Adrian Shellard, for the University of Calgary

“Understanding what happens to astronauts and how they recover is incredibly rare. It lets us look at the processes happening in the body in such a short time frame. We would have to follow someone for decades on Earth to see the same amount of bone loss,” Gabel says.

The researchers travelled to Johnson Space Center in Houston, Texas to scan the wrists and ankles of the astronauts before they left for space, on their return to Earth, and then at  six and 12 months post-return.

"We found that weight-bearing bones only partially recovered in most astronauts one year after spaceflight," says Gabel. "This suggests the permanent bone loss due to spaceflight is about the same as a decade worth of age-related bone loss on Earth."

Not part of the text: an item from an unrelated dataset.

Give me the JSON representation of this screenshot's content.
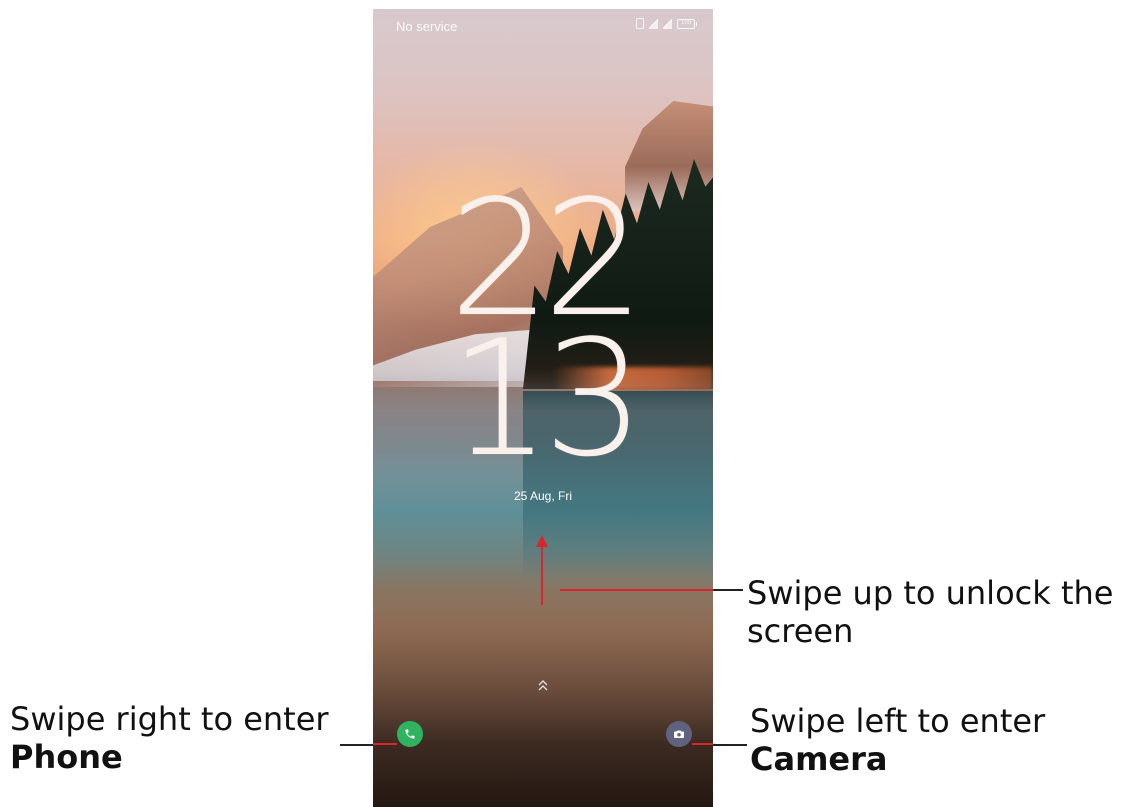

This loss happens because bones that would normally be weight-bearing on Earth, like your legs, don’t have to carry weight in microgravity — you just float.

“We’ve seen astronauts who had trouble walking due to weakness and lack of balance after returning from spaceflight, to others who cheerfully rode their bike on Johnson Space Center campus to meet us for a study visit. There is quite a variety of response among astronauts when they return to Earth," says Boyd.

Former UCalgary chancellor and astronaut Dr. Robert Thirsk, BSc (Eng)'76, Hon. LLD'09, MD, knows firsthand how bizarre the return to Earth can be. “Just as the body must adapt to spaceflight at the start of a mission, it must also readapt back to Earth’s gravity field at the end,” says Thirsk.

“Fatigue, light-headedness, and imbalance were immediate challenges for me on my return. Bones and muscles take the longest to recover following spaceflight. But within a day of landing, I felt comfortable again as an Earthling.”

Steven Boyd

Steven Boyd

Don Molyneaux, for the University of Calgary

Some astronauts who flew on shorter missions, under six months, recovered bone strength and density in the lower body, compared to those who flew for longer durations.

Access to astronauts is rare — the study team includes two members from the European Space Agency (ESA), Dr. Anna-Maria Liphardt, PhD, and Martina Heer, PhD, as well as two from NASA, Dr. Scott Smith, PhD, and Dr. Jean Sibonga, PhD. The study was funded by the Canadian Space Agency and conducted in partnership with ESA, NASA and astronauts from North America, Europe, and Asia.

As future space missions are exploring travel to more distant locations, the study’s next iteration will explore the effects of even longer trips, to support astronauts who may one day travel beyond the International Space Station.

As Thirsk says, “Astronauts will venture to deep space this decade and, in the coming centuries, humanity will populate other star systems. Let’s push back the frontiers of space exploration now to make this vision possible.”

Leigh Gabel is an assistant professor in the Faculty of Kinesiology, a member at the McCaig Institute for Bone and Joint Health in Cumming School of Medicine and a member of the Alberta Children’s Hospital Researcher Institute. The Faculty of Kinesiology is the No. 1 ranked sport science school in North America and No. 10 globally

Steven Boyd is a professor at the Cumming School of Medicine (CSM) in the Department of Radiology and holds a joint position at the Schulich School of Engineering and the Faculty of Kinesiology. He is the director of the McCaig Institute for Bone and Joint Health at the CSM, and the Bob and Nola Rintoul Chair in Bone and Joint Research, as well as the McCaig Chair in Bone and Joint Health.